First of all, academically, they need to sit down with their advisor and make sure that what they are going to do fits into their core curriculum and meets whatever requirements they need to meet in their major to graduate on time. That is really the first step, the next I tell students is to sit down with yourself. What do you want to get out of this international experience? There are cultural things that are very valid, academics that are very valid, there are things about yourself that you want to learn, and to test yourself. Those are all very valid reasons, but the different lengths of programs cater to how you can answer the question. So obviously if you are looking at wanting to get real international cultural experience, the longer you stay someplace the better off you are, but you might not be able to do that within your major. So then you can ask yourself the question: “where do I go in the short term that I can one, learn a little bit about the culture but also learn more about that topic area or subject area that I am interested in studying?”

Sevie Kenyon

John, how are these overseas opportunities created in the first place?

John Ferrick

Well what we try to do is really work with faculty because we believe that it is faculty, and their interest in their research or outreach or teaching in an international context, that will then get the students more excited.
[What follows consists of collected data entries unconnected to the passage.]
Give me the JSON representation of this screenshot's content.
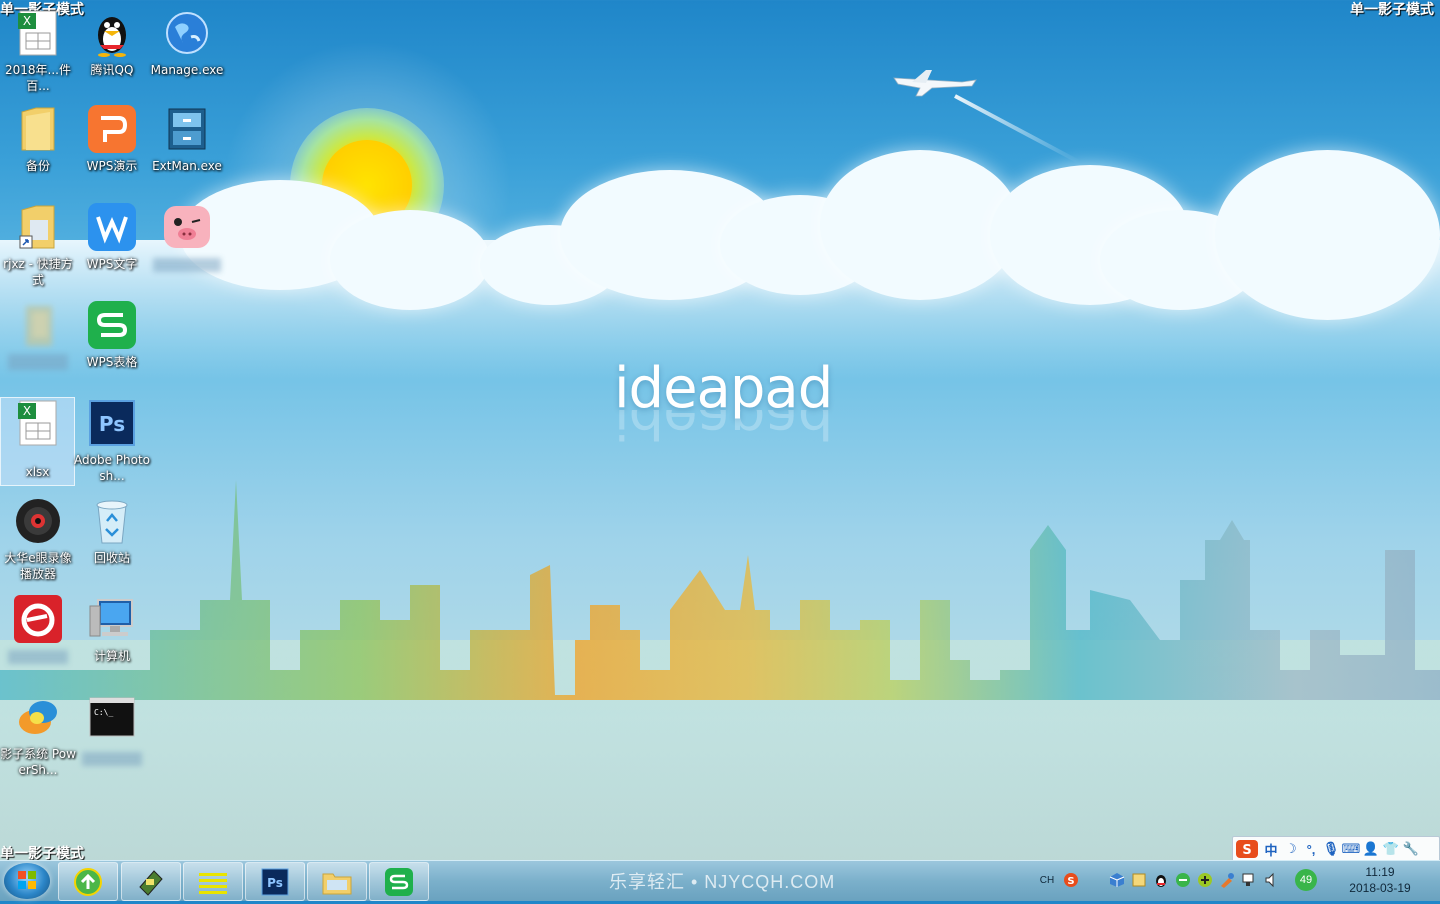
{
  "mode_label_topleft": "单一影子模式",
  "mode_label_topright": "单一影子模式",
  "mode_label_bottomleft": "单一影子模式",
  "wallpaper": {
    "brand": "ideapad"
  },
  "desktop_icons": [
    {
      "label": "2018年...件百...",
      "icon": "excel-file-icon"
    },
    {
      "label": "腾讯QQ",
      "icon": "qq-penguin-icon"
    },
    {
      "label": "Manage.exe",
      "icon": "globe-icon"
    },
    {
      "label": "备份",
      "icon": "folder-icon"
    },
    {
      "label": "WPS演示",
      "icon": "wps-presentation-icon"
    },
    {
      "label": "ExtMan.exe",
      "icon": "cabinet-icon"
    },
    {
      "label": "rjxz - 快捷方式",
      "icon": "folder-shortcut-icon"
    },
    {
      "label": "WPS文字",
      "icon": "wps-writer-icon"
    },
    {
      "label": "",
      "icon": "pig-icon"
    },
    {
      "label": "",
      "icon": "blurred-app-icon"
    },
    {
      "label": "WPS表格",
      "icon": "wps-spreadsheet-icon"
    },
    {
      "label": "xlsx",
      "icon": "excel-file-icon"
    },
    {
      "label": "Adobe Photosh...",
      "icon": "photoshop-icon"
    },
    {
      "label": "大华e眼录像播放器",
      "icon": "disc-player-icon"
    },
    {
      "label": "回收站",
      "icon": "recycle-bin-icon"
    },
    {
      "label": "",
      "icon": "red-e-icon"
    },
    {
      "label": "计算机",
      "icon": "computer-icon"
    },
    {
      "label": "影子系统 PowerSh...",
      "icon": "shadow-system-icon"
    },
    {
      "label": "",
      "icon": "cmd-icon"
    }
  ],
  "taskbar": {
    "watermark": "乐享轻汇 • NJYCQH.COM",
    "apps": [
      "360-browser",
      "flash-tool",
      "notepad",
      "photoshop",
      "explorer",
      "wps-spreadsheet"
    ],
    "lang": "CH",
    "badge": "49",
    "time": "11:19",
    "date": "2018-03-19"
  },
  "ime": {
    "mode_char": "中"
  }
}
If we can connect with faculty and they then can provide the venue for students to go overseas, it is just more successful that way because the connection is really powerful when you get a faculty member and students working together. I always tell a student that comes in to me that during their time here on campus they should really get to know a faculty member to the point that that faculty member would write them a letter of reference. Connecting on that intimate level that you do in international experiences, you’ll get to know that faculty member better and that faculty member will get to know the student much better.

Sevie Kenyon

We have been visiting with John Ferrick, University of Wisconsin Extension and the College of Agricultural and Life Sciences, Madison Wisconsin and I am Sevie Kenyon.